Open Mic: The Value of Service Hardening
With competition for subscribers fiercer than ever, retention is paramount for every operator. As MSOs offer services ranging from VOD and cloud user interfaces to Wi-Fi and DVR, delivering reliability via infrastructure improvements has become key to keeping customers happy. It has also been proven to drive uptake of other services, diversifying revenues and creating stickiness. Roll the dice on service quality and operators risk churn and consumer price sensitivity.
When IBB Consulting has worked with operators on these issues, we’ve emphasized a focus on "product hardening" to help maximize increasingly important service quality. The latest hardening strategies use comprehensive techniques to continuously measure service availability and identify root causes of unavailability. Delivering the resulting reliable end-user experiences doesn’t just increase revenue, but offers long-term cost savings as well.
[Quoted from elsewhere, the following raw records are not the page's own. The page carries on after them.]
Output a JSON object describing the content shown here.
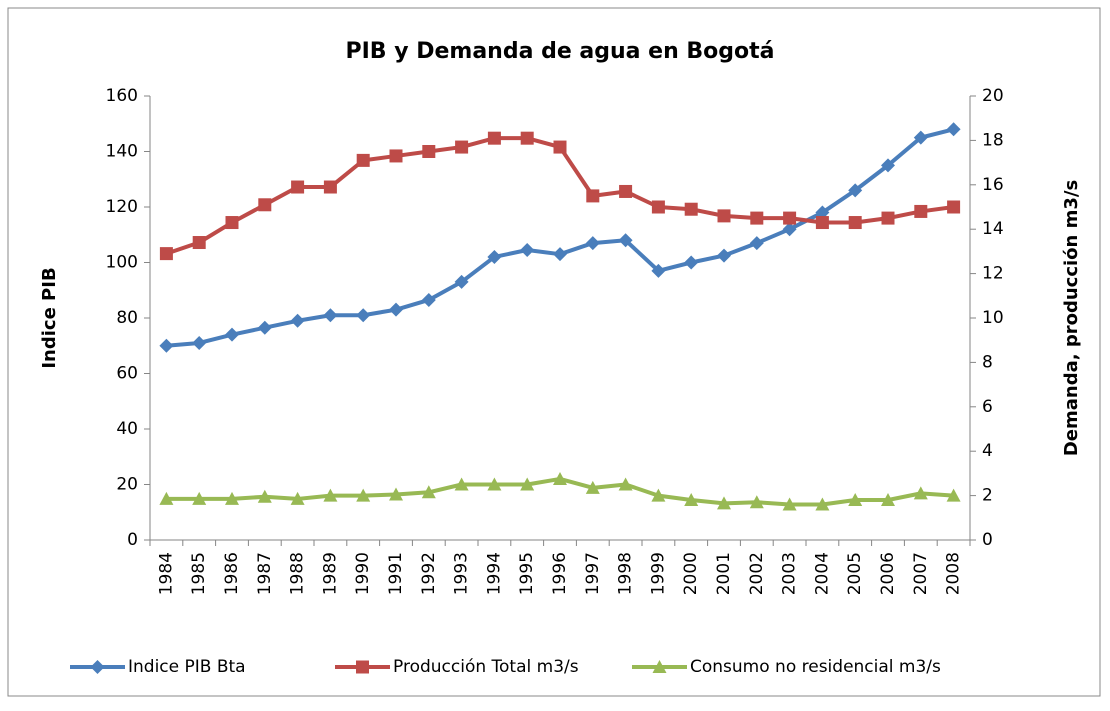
{
  "chart_data": {
    "type": "line",
    "title": "PIB y Demanda de agua en Bogotá",
    "ylabel": "Indice PIB",
    "y2label": "Demanda, producción  m3/s",
    "categories": [
      "1984",
      "1985",
      "1986",
      "1987",
      "1988",
      "1989",
      "1990",
      "1991",
      "1992",
      "1993",
      "1994",
      "1995",
      "1996",
      "1997",
      "1998",
      "1999",
      "2000",
      "2001",
      "2002",
      "2003",
      "2004",
      "2005",
      "2006",
      "2007",
      "2008"
    ],
    "ylim": [
      0,
      160
    ],
    "yticks": [
      0,
      20,
      40,
      60,
      80,
      100,
      120,
      140,
      160
    ],
    "y2lim": [
      0,
      20
    ],
    "y2ticks": [
      0,
      2,
      4,
      6,
      8,
      10,
      12,
      14,
      16,
      18,
      20
    ],
    "grid": false,
    "legend": "bottom",
    "series": [
      {
        "name": "Indice PIB Bta",
        "color": "#4a7ebb",
        "marker": "diamond",
        "axis": "y",
        "values": [
          70,
          71,
          74,
          76.5,
          79,
          81,
          81,
          83,
          86.5,
          93,
          102,
          104.5,
          103,
          107,
          108,
          97,
          100,
          102.5,
          107,
          112,
          118,
          126,
          135,
          145,
          148
        ]
      },
      {
        "name": "Producción Total m3/s",
        "color": "#be4b48",
        "marker": "square",
        "axis": "y2",
        "values": [
          12.9,
          13.4,
          14.3,
          15.1,
          15.9,
          15.9,
          17.1,
          17.3,
          17.5,
          17.7,
          18.1,
          18.1,
          17.7,
          15.5,
          15.7,
          15.0,
          14.9,
          14.6,
          14.5,
          14.5,
          14.3,
          14.3,
          14.5,
          14.8,
          15.0
        ]
      },
      {
        "name": "Consumo no residencial m3/s",
        "color": "#98b954",
        "marker": "triangle",
        "axis": "y2",
        "values": [
          1.85,
          1.85,
          1.85,
          1.95,
          1.85,
          2.0,
          2.0,
          2.05,
          2.15,
          2.5,
          2.5,
          2.5,
          2.75,
          2.35,
          2.5,
          2.0,
          1.8,
          1.65,
          1.7,
          1.6,
          1.6,
          1.8,
          1.8,
          2.1,
          2.0
        ]
      }
    ]
  }
}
The hardening process begins by drawing out the network topology. The next step is to identify various sources for telemetry collection related to the service or product. Then combine and correlate the telemetry data to uncover general problem areas and hone in on specific points of failure. Starting from the end-point (the user's points of network access), work backwards, level by level, all the way to the headend.
For each network element capable of reporting telemetry data, identify common data elements. These can then be used to provide a precise and consistent way to measure and establish baseline availability.
Data from the user’s network access point includes button clicks, set-top box and modem readings, and viewership patterns. With sufficient data from the end-points, it is possible to pinpoint the most prevalent points of failure. Categorize the outages to determine the significance of each, such as a set of chronically poor-performing set-top boxes versus higher-level network outages.
The majority of outages are due to points of failure at end points, often linked to faulty devices, faulty telemetry collection mechanisms or poor on-premises wiring. In contrast, cluster analysis on device logs can help quantify unavailability due to larger scale outages on the HFC infrastructure. In some cases, multiple indicators of outages can determine root cause, and the combination of these indicative conditions in a rules table can help quickly pinpoint the most prevalent point of failure.
In the near term, these root causes and rules tables can be applied toward fixes and solutions for improvement in availability. Our experience indicates the ability to improve availability from 74 percent up to 99 percent.
In the longer term, all other available data can be collected to paint an end-to-end portrait of the customer life cycle, and ultimately increase the value of a customer over time. Combining data logs, statistics and reports from sources such as customer profiles, customer support calls, tech visits, usage, and service changes will help determine common failure points along the lifecycle that trigger customer disconnects. Utilizing the same analytical methods used for identifying network telemetry failures, it is possible to hone in on processes in the lifecycle that have chronically poor performance, or identify the most prevalent processes with failures. Then the focus can turn to remedying these issues to improve customer experience and retention.
Technologies we’ve seen employed with success run the gamut from data collection and manipulation tools to statistical processing and presentation software.
Some results we’ve seen in the field include:
• Wi-Fi hardening to achieve 99 percent availability and prepare service for exploration of wholesale opportunities. This was done by analyzing various points of the network to determine baseline availability and quantify improvements in availability.
• VOD hardening to ensure better customer experiences. The operator identified service issues by assigning a series of indicators (e.g. CableCard, chronic devices, and signal strengths) and determining root causes based on error type and the combination of indicators, using a dynamic user-driven rules table.
• Improving cloud DVR (cDVR) performance by reducing latency. This was accomplished by monitoring cDVR activity, utilizing receiver logs to calibrate latencies, and identifying transaction times from key press to video play and network calls from client to server, with roundtrip delays.
Implementing some of these suggested analytical techniques into active network monitoring tools can also add additional diagnostic mechanisms to an MSO’s tool kit. These tools can help make an MSO’s service remain a valuable lure for grateful customers.